The invention discloses a link identification method based on gradient lifting decision tree feature combination, which comprises the following steps: s1, constructing a link characteristic database and preprocessing to obtain a training data set; s2, constructing a link identification model based on a gradient lifting decision tree, and training the model by utilizing a training data set; s3, adding corresponding auxiliary features based on the combined features to obtain accurate recognition results: and obtaining an interpretable combined feature of the data-result based on the link identification model, analyzing corresponding auxiliary features based on the interpretable combined feature, and adding the auxiliary features to perform link identification to obtain an accurate identification result. The method solves the problem that the traditional link identification technology faces to a complex network and requires hardware equipment to detect links in the field, effectively utilizes gradient to improve the feature combination of the decision tree and the learning capability of the depth model, and improves the link identification efficiency and accuracy.

Description

Link identification method based on gradient lifting decision tree feature combination
Technical Field
The invention belongs to the technical field of communication, and particularly relates to a link identification method based on gradient lifting decision tree feature combination.
Background
With the rapid development of communication technology, different communication networks are interconnected to form a huge network, and after the heterogeneous networks are communicated, a logical interconnection network is formed through a set of general protocols. Heterogeneous link transport networks such as: optical fiber communication network, cellular mobile network, microwave communication network. When long-distance data transmission is carried out, the network layer translates the network address into a corresponding physical address, so that the data transmission is carried out through various link communication modes, and services are provided for the transmission layer, so that cross-network-segment communication is realized, and the data is transmitted according to special communication regulations of different links. As the communication network scale increases, the number of network space communication devices increases explosively, the heterogeneous link transmission network becomes more and more complex, and data transmission generally passes through a plurality of types of links, and finally, independent link characteristics are difficult to separate, so that the link types among the communication devices are difficult to identify, the link tracing difficulty is high, hidden danger is brought to network space safety, and difficulty is brought to network fault detection and maintenance.
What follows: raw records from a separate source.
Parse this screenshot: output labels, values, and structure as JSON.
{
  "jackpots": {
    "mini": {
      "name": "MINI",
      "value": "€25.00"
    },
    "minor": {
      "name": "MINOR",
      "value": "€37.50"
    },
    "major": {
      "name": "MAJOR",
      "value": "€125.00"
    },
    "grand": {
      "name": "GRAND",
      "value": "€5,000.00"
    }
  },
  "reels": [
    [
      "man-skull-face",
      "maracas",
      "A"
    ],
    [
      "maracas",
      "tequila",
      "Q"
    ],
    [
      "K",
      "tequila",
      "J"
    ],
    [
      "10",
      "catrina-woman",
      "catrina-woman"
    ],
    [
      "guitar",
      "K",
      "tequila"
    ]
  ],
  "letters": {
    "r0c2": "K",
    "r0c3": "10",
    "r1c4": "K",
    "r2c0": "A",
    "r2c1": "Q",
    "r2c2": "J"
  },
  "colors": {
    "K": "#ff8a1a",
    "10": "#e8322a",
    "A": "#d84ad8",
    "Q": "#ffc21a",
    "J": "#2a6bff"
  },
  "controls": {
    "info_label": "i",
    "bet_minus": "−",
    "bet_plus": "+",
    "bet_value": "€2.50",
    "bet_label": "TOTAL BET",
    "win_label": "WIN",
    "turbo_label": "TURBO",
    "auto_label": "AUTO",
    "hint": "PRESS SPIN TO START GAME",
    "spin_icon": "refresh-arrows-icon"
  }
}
In recent years, in the face of a large-scale heterogeneous link network with a complex structure, the research on the network topology structure basically does not consider the link transmission attribute, and the link identification is a great difficulty. In order to improve the communication quality, prevent and detect the link fault, etc., the characteristic of the link transmission medium is used to accurately and rapidly identify the link, provide the capability of network perspective and application analysis for the subsequent research of network structure and fault diagnosis, and have important significance for the research of the communication network composition and reliability.
The conventional link identification technology generally aims at a signal transmitted by a tested communication link, processes the signal at a receiving end through a filter and the like, then analyzes the amplitude-frequency characteristic of the signal, and finally obtains the link characteristic. However, in the signal transmission process, noise or network congestion may occur, there are cases that packets are lost or signals cannot be successfully received from the receiving end, and because the node calculates an optimal path during link transmission, paths passing through each time of transmission may not be consistent, and thus corresponding hardware facilities cannot be arranged under the link transmission path for receiving, and thus, testing cannot be performed from source to destination.
The conventional link identification technology relies on the deployment of hardware facilities, such as signal collectors, filters and the like, however, in the actual network transmission process of signals, especially long-distance end-to-end cross-network transmission, bandwidth limitation and noise interference are easy to occur, and in addition, network congestion can occur to cause excessive bit error rate, so that the test effect is not ideal or test signals cannot be received. The critical link identification technique does not take into account the different properties of links in the heterogeneous network when performing link identification. Therefore, analyzing links of heterogeneous networks using conventional link identification techniques and critical link identification techniques has certain limitations.
Disclosure of Invention
The invention aims to overcome the defects of the prior art, provides a link identification method based on a gradient lifting decision tree feature combination, solves the problem that the traditional link identification technology needs to rely on higher hardware support through the introduction of the link identification method based on the gradient lifting decision tree (GBDT) feature combination, and can effectively and accurately identify the category of a link under the condition of limited hardware deployment.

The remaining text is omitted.